Was die Boisheimer aber auch noch umtreibt, ist, dass sich ihr Eigenanteil durch die neue 25-Prozent-Regel um über 20.000 Euro auf 58.875 Euro steigert. "Wir sind bei unseren Kalkulationen von ganz anderen Zahlen ausgegangen. Die Stadt ist Bauherr und hat Fehler bei den Planungen gemacht. Mit den Mehrkosten haben wir im Grunde nichts zu tun", sagte TSV-Vorsitzender Manfred Wynands, der sich nach der ersten Bauplanung bereiterklärt hatte, im Sinne einer schnellen Abwicklung für den Eigenanteil des Vereins persönlich mit 40.000 Euro zu bürgen. "Für zusätzliche 18.000 Euro mache ich das nicht noch mal", betonte Wynands. Ein weiteres Problem: Für den erhöhten Eigenanteil muss er sich das Okay von den rund 200 Mitgliedern holen.

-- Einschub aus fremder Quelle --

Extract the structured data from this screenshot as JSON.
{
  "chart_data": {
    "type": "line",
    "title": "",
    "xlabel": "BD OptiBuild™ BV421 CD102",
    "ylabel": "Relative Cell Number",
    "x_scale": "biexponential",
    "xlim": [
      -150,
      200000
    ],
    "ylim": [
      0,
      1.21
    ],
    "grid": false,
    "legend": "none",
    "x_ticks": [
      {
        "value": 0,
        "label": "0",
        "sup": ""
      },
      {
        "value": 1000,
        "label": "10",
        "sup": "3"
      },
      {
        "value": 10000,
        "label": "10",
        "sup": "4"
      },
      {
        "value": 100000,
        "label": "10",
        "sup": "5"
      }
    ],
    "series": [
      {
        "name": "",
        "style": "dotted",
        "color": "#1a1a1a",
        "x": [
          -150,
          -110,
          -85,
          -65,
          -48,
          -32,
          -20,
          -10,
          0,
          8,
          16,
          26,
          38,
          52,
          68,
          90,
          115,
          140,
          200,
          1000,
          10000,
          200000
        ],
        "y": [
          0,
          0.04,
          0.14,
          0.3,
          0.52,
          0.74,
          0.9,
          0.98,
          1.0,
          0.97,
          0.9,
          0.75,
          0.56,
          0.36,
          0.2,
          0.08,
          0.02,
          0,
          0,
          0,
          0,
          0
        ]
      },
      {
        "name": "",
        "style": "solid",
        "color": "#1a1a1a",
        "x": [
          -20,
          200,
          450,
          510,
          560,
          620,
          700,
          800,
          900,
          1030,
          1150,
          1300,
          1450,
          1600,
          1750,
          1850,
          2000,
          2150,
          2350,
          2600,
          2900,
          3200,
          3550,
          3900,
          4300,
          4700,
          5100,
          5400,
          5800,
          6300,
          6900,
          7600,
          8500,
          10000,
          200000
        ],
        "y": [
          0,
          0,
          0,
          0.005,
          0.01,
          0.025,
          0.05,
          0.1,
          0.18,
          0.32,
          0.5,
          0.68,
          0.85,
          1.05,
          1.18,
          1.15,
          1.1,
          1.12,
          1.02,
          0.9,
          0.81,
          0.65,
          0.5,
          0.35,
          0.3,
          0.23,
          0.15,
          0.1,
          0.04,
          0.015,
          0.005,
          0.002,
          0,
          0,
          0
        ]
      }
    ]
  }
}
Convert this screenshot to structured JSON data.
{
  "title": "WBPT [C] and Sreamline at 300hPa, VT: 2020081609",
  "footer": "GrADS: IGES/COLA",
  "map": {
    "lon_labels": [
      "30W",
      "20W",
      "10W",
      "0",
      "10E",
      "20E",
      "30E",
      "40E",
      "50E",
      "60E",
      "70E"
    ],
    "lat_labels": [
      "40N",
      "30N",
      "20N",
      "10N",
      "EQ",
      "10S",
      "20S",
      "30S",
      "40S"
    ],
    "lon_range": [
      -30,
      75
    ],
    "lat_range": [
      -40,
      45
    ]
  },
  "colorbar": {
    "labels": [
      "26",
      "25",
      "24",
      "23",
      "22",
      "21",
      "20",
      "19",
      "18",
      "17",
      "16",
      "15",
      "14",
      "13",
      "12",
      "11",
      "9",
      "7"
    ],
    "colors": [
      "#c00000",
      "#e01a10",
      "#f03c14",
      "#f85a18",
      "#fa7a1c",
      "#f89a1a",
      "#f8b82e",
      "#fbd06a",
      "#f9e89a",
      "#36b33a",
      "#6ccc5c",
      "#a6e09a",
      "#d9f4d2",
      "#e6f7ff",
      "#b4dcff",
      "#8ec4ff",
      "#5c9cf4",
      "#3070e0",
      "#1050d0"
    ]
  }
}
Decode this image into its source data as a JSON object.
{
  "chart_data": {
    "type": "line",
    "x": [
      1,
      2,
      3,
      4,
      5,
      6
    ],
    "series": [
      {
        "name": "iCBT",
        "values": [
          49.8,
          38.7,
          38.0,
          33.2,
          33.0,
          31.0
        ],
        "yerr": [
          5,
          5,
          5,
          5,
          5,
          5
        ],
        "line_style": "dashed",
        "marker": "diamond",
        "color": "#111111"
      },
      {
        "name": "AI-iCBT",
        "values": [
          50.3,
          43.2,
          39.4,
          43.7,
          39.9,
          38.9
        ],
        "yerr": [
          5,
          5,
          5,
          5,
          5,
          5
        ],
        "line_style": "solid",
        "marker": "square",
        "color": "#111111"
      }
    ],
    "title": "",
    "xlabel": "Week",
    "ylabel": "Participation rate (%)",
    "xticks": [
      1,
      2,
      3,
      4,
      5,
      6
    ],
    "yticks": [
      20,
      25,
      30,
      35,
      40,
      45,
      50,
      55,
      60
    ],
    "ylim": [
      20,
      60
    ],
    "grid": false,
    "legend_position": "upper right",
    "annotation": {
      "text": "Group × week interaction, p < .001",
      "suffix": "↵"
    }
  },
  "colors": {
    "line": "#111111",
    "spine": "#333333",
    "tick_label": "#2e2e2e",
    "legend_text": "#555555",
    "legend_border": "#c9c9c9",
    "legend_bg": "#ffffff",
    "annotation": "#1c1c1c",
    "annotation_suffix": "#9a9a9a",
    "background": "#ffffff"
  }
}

Das könnte den Prozess weiter verzögern, den zu einer außerordentlichen Mitgliederversammlung muss laut Satzung mit einigem Vorlauf eingeladen werden - und die Baumaschinen warten auf ihren Einsatz.

Während die Boisheimer also noch heftig zu knabbern haben an den Beschlüssen des Sportausschusses, sind die anderen betroffenen Vereine weitgehend zufrieden. "Das ist eine gute Lösung, mit der wir leben können", meinten Michael Berghausen, Vorsitzender des 1. FC Viersen, und Elmar Orta, Vorsitzender der LG Viersen, unisono nach der Sportausschusssitzung am Montagabend. Während der 1. FC bei der Umwandlung des Aschenplatzes am Hohen Busch 24.000 Euro mehr Eigenanteil stemmen muss, kommen auf die beiden Vereine bei der gemeinsam geplanten Modernisierung des Stadions 87.500 Euro Mehrkosten zu. Offenbar gibt es aber schon Pläne, wie das Geld aufgebracht werden kann. "Wir brauchen ein modernes Stadion, wegen unserer steigenden Mitgliederzahlen und unseres Hochsprungmeetings", betonte Orta.

Auch der Dülkener FC will sich von dem um 32.500 Euro auf 102.500 Euro gestiegenen Eigenanteil für die Umwandlung des Natur- in einen Hybridrasen nicht bremsen lassen. "Wir sehen das eher so, dass wir durch das zusätzliche Jahr Sportpauschale mehr Geld von der Stadt bekommen. Unter diesen Voraussetzungen werden wir das Projekt auf jeden Fall stemmen", betonte Olaf Gründer, der das Projekt für den DFC leitet, gestern.